The Budget is not due for a fortnight, yet with every day that passes its contents seem to become clearer. This morning Keir Starmer gave an interview to the BBC where he twice refused to rule out a rise in employer’s national insurance contributions in the Budget. Instead, he repeatedly stressed that Labour’s manifesto promise was specifically that it would not raise taxes on working people. Asked for clarity on whether employers could face a national insurance hike later this month, Starmer would only say that his government would ‘keep promises we made in the manifesto’ and not ‘raise tax on working people’. He also warned that the budget would be ‘tough’.
The comments come after Rachel Reeves on Monday gave the clearest hint to date that businesses could face an increase in national insurance. The Chancellor argued that Labour’s election pledge not to increase NI only applied to employees. The Business Secretary Jonathan Reynolds made a similar comment on Sunday when he told Sky News’s Trevor Phillips that Labour’s promise not to increase the tax ‘was specifically in the manifesto, a reference to employees’.
It comes as the Tories have gone on the attack – arguing any rise in NI whether to the employee or the employer constitutes a manifesto breach.

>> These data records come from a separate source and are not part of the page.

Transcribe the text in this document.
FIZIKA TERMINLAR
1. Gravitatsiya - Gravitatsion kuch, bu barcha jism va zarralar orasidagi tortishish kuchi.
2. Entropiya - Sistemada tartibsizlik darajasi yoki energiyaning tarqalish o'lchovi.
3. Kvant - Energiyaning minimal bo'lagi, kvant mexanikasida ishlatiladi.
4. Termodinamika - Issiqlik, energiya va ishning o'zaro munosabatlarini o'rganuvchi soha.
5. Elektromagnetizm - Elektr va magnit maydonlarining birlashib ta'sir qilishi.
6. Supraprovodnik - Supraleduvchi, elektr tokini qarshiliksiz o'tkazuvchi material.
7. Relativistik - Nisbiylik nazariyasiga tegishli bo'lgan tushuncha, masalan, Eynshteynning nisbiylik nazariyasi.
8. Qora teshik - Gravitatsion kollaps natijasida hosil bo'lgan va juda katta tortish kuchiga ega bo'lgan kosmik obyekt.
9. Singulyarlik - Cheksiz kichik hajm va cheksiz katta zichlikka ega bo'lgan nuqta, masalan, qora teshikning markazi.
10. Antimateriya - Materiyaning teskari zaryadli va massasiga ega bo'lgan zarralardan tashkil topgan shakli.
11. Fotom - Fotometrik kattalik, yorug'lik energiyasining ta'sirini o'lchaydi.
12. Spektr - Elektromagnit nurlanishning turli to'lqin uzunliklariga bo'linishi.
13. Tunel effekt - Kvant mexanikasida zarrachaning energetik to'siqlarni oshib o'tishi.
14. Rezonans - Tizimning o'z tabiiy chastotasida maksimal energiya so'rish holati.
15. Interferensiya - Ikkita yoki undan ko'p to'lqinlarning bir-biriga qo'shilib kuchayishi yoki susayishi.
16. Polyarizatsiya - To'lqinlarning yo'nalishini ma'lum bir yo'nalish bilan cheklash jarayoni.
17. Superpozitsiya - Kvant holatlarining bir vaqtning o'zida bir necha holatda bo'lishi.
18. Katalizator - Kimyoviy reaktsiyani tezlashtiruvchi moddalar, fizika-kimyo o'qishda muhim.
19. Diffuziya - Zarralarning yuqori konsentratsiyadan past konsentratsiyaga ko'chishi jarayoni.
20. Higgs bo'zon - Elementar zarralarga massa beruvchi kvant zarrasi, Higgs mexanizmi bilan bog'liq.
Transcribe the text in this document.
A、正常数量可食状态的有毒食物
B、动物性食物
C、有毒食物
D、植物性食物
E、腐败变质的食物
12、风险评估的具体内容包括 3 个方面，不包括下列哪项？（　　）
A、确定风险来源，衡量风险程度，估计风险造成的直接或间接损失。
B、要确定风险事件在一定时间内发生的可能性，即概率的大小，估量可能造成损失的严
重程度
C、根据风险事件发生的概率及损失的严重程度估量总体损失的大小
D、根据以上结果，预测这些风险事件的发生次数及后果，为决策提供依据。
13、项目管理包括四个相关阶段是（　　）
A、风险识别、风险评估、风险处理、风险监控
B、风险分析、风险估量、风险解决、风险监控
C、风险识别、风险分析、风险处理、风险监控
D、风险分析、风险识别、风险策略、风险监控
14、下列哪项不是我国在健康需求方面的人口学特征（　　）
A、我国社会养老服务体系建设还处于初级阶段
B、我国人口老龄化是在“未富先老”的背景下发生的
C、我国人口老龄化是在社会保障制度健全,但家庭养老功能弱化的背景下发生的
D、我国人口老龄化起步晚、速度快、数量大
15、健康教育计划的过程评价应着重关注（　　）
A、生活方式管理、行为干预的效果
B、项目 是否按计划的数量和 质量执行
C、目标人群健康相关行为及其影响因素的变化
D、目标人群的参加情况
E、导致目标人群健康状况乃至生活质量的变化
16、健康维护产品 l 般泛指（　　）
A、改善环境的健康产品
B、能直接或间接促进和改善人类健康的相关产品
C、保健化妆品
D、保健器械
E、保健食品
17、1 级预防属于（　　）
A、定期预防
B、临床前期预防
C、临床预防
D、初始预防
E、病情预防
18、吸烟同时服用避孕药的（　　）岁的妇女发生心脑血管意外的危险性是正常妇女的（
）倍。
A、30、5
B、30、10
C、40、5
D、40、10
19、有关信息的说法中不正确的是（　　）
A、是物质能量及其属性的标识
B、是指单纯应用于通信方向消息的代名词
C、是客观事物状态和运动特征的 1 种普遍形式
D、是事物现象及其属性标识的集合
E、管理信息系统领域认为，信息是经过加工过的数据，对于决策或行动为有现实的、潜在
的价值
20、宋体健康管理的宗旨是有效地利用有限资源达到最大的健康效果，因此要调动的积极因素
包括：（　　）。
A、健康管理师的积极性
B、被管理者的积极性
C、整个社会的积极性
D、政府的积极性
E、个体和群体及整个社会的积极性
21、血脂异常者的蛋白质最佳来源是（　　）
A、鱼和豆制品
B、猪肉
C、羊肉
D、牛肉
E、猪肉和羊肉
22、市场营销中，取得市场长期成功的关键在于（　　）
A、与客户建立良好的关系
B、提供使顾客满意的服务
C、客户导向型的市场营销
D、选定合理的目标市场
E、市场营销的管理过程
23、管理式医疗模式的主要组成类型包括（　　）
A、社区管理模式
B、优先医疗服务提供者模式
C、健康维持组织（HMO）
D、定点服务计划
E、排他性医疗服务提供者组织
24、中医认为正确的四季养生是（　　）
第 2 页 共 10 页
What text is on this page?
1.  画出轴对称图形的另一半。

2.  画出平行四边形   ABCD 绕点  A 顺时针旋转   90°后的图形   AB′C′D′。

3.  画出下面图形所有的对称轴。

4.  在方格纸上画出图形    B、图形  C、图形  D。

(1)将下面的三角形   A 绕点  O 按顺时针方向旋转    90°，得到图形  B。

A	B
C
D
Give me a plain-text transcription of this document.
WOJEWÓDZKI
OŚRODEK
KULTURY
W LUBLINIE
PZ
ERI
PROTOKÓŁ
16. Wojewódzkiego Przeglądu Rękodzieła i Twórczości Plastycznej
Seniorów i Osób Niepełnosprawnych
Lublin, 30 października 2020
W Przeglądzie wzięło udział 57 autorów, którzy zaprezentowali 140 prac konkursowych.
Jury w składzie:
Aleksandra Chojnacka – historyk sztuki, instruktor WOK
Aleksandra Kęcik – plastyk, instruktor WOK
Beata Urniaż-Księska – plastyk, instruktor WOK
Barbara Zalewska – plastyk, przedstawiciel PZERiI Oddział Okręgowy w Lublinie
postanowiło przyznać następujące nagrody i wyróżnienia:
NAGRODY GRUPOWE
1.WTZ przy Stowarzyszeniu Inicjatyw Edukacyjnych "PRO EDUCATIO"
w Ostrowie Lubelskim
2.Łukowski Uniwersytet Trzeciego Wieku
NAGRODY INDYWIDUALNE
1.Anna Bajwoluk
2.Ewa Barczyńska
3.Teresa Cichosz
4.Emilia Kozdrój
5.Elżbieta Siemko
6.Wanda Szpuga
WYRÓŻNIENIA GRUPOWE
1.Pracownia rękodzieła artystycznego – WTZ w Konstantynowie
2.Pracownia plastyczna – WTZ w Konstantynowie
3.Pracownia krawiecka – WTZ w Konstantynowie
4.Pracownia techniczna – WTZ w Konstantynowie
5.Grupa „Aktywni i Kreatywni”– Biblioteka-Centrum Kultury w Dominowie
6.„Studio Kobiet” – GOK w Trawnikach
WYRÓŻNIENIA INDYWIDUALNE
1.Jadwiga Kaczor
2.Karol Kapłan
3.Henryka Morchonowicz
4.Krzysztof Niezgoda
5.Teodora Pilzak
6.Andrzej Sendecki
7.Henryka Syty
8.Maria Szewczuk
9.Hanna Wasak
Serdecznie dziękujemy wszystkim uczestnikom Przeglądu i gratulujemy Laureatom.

As the shadow chancellor Jeremy Hunt put it on Monday: ‘It’s obvious to most people that raising national insurance would breach Labour’s manifesto pledge to… not raise national insurance!’ Labour figures respond that the Tories urged them to rule out raising employer NI during the election campaign, so the Conservatives did not think the manifesto pledge did.
This story is striking for two reasons. First, why are ministers getting drawn into a game of what may or may not be in the Budget? While there may be a case for pitch-rolling a change to fiscal rules on borrowing for infrastructure spending (to prepare the markets), the standard response to questions about the Budget would traditionally be ‘no comment’. Secondly, even if something is technically true, it can fail a basic smell test. OBR analysis from 2021 found that raising employer national insurance does hit workers. The IFS’s Paul Johnson has already come out to say it would amount to a ‘straightforward breach’: ‘I went back and read the manifesto and it says very clearly “we will not raise rates of national insurance”. It doesn’t specify employee national insurance.’
The risk is Labour fall into the same territory that Philip Hammond found himself in 2017. The then-chancellor proposed a national insurance increase for the self-employed. At the time, ministers initially argued that it was in keeping with the election manifesto pledge not to put up national insurance, income tax or VAT. However, the government later U-turned after conceding that even if that could be argued on a technicality, it was still a breach in spirit. The question is whether Reeves can avoid that fate.